25 Kasım 2008 Salı

derbi üstü nostalji - (fb: bjk - 6 ocak 1990)

malum haftasonu kadıköyde derbi var. umarız kalitesi kallavi, sapına kadar bir derby olur. iyi oynayan, hakeden kazanır. ve yine umarız ki iyi oynayan beşiktaş olur. tıpkı onsekiz ocak önce olduğu gibi. bundan kelli derbinin hatırına hafızametreyi onsekizyıl geriye sardık. bakalım neler olmuş tarihte o gün.
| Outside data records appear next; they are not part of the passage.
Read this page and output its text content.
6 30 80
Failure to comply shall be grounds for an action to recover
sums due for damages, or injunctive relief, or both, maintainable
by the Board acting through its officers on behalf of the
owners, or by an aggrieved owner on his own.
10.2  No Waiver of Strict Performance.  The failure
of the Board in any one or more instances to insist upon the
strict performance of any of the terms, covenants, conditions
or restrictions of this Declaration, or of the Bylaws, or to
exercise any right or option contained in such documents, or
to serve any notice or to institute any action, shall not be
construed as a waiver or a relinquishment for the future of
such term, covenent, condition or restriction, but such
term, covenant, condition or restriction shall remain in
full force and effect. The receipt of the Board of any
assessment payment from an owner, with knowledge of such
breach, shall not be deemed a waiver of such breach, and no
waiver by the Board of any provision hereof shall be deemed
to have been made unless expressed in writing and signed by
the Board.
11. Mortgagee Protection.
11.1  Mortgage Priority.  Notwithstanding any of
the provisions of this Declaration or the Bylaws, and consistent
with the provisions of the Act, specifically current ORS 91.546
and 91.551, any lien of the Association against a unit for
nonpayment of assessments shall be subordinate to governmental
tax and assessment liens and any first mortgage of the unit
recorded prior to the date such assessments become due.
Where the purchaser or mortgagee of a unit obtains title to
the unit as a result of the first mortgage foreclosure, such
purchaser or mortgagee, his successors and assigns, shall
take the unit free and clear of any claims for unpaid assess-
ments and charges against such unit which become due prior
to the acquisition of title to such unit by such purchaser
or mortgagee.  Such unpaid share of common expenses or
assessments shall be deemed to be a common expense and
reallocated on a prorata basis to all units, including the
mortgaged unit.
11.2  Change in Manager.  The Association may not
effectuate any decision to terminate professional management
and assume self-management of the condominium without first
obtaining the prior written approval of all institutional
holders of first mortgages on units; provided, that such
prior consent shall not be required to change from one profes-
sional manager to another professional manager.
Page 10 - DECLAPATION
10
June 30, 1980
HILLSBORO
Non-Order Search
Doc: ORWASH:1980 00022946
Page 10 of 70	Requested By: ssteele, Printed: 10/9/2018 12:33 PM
güneşli ama soğuk bir ocak günü. kale arkalarında beyaz kar birikintilerini hatırlıyorum. yanılıyor da olabilirim. ama güzel bir futbol günüydü. derbi günüydü. yine bu cumartesi olacağı gibi f.bahçe ve beşiktaş zirvede sağlam durmak adına f.bahçe stadının çimlerine çıkmışlardı.

ev sahibinin “kumarbaz” teknik direktörü yugoslav veselinoviç o gün için gönlünde beş yattığını duyururken ajanslara kartal’ın türkçe konuşmamakta ısrar eden ingiliz hocası gordon, her zaman ki temkinliğinde “veri difikılt meç” diyordu.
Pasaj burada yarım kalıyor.